Deane Yates was born in the United Kingdom in 1922. After serving in the Second World War, he read Latin and Greek at Oxford University. He taught at Mill Hill in London and, at that time, still thought that he might become a priest. Through his contact with the Community of the Resurrection, he came to know Father Trevor Huddleston, who was later to become famous in South Africa for his resistance to apartheid and forced removals. As a result of these interactions, Yates and his wife, Dot, were encouraged to go to South Africa in 1956, where he became the Headmaster of St. John's College in Johannesburg.
During his 15 years at St.
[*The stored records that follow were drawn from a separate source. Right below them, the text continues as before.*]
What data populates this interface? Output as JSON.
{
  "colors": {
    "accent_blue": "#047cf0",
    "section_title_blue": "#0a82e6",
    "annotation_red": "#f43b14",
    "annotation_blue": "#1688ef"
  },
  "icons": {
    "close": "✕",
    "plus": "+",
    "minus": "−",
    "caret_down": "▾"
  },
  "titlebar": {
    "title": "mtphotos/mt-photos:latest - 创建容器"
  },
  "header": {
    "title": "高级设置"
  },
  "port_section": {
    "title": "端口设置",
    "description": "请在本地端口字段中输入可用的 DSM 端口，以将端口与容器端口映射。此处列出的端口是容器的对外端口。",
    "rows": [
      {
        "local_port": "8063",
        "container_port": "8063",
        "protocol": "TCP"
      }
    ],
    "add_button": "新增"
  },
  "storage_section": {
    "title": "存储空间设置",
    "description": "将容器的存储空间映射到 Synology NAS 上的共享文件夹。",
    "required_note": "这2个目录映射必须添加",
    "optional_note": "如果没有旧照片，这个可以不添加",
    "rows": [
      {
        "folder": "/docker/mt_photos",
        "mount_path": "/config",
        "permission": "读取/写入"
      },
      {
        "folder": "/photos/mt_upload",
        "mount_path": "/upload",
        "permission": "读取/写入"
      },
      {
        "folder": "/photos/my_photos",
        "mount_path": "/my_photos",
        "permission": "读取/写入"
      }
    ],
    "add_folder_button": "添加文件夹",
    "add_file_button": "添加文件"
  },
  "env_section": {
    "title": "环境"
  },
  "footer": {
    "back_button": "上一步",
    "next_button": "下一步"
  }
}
John's, Yates struck a fine balance between traditional academic excellence and a greater involvement in society. He launched a fund-raising appeal that gained sufficient support to allow for the establishment of a pre-preparatory school and, by increasing student numbers and introducing a four-stream structure; he almost certainly saved the school from a slow decline caused by insufficient resources. At the same time, he encouraged a spiritual and social awareness in each pupil. He was acutely aware of the need for young people to meet across the racial divide and frequently arranged for boys from St. John's to attend services at the community church in the then Sophiatown. Despite his successes at St. John's, Yates experienced significant obstacles in working towards his goal of a non-racial, multi-cultural school. By 1970, it was clear that the South African political framework significantly curtailed the possibility of further progress, and he therefore became instrumental in the establishment of Maru-a-Pula, a multi-cultural, non-racial school in Gaborone, Botswana, in 1972.
Maru-a-Pula, where Yates worked form 1972 to 1981, was a bold experiment for its time; a school that was intended to demonstrate that pupils from a variety of backgrounds could live and work together in harmony and be enriched by doing so. Maintaining high academic achievement, the school provided Botswana with an alternative to state education. Community service was always a part of the curriculum at Maru-a-Pula, as was the requirement that pupils assist with the day-to-day tasks of running the school. In many respects, the school was decades ahead of its time, and much of the credit for this must go to Yates. The school also had a profound effect on other independent schools in Southern Africa, as it provided a bold example to other heads of school by including community services in the curriculum and integrating students across cultural and racial boundaries. Maru-a-Pula initially met with considerable official resistance, but eventually received the stamp of approval of the Botswana government. In 1977, Yates was awarded the Order of the British Empire for his work there.
In 1981, Yates returned to South Africa, intending to draw on his Botswana experiences to develop new models of independent education in this country. From 1981 to 1991, he was a driving force behind the creation and growth of the New Era Schools Trust (NEST), an initiative supported by the Anglo-American Chairman's Fund that led to the establishment of a series of multi-racial schools. Yates sought in NEST to allow each learner the opportunity to embrace his or her cultural heritage in a diverse environment without prejudice. The NEST project proved to be controversial, and once again demonstrated Yates's preparedness to challenge established practice and go against the grain. Although today few NEST schools still remain, the role they played in the de-racialisation of South African education was significant.
For several decades, Yates has been intimately involved with education in Alexandra, where he worshiped at the Church of St. Michael's prior to taking up residency at Waverly House. He is the founder of the Alexandra Education Committee, a voluntary association that raises funds to enable about sixty children from Alexandra primary schools to attend high schools outside the township that will provide them with quality education. The committee has had excellent results, and it is not unusual for the students it supports to achieve a 100% pass rate. In addition to his involvement with the Alexandra Education Committee, Yates spearheaded the very successful St. Michael's Community Project, which used donations and local expertise to build a new St. Michael's church, as well as convert the old church into a community centre. He and his wife we also involved in establishing successful feeding schemes for children in the township. In 2000 he was awarded the Bishop's Medal of the Diocese of Johannesburg for his contribution to Alexandra, and in 2001 he received the Paul Harris Medal of International Rotary.
Deane Yates has dedicated his life to pursuing the ideal of a non-racial and multi-cultural education, and has inspired people across Southern Africa both by his ideals and by his decisive action in a variety of situations. As the University of Witwatersrand has a proud record of supporting and implementing non-racial education, it is fitting that it should bestow its highest honour on someone who has worked so tirelessly to establish non-racial practices in schooling. It is with great pride and pleasure that the University confers on Deane Yates the degree of Doctor of Laws honoris causa.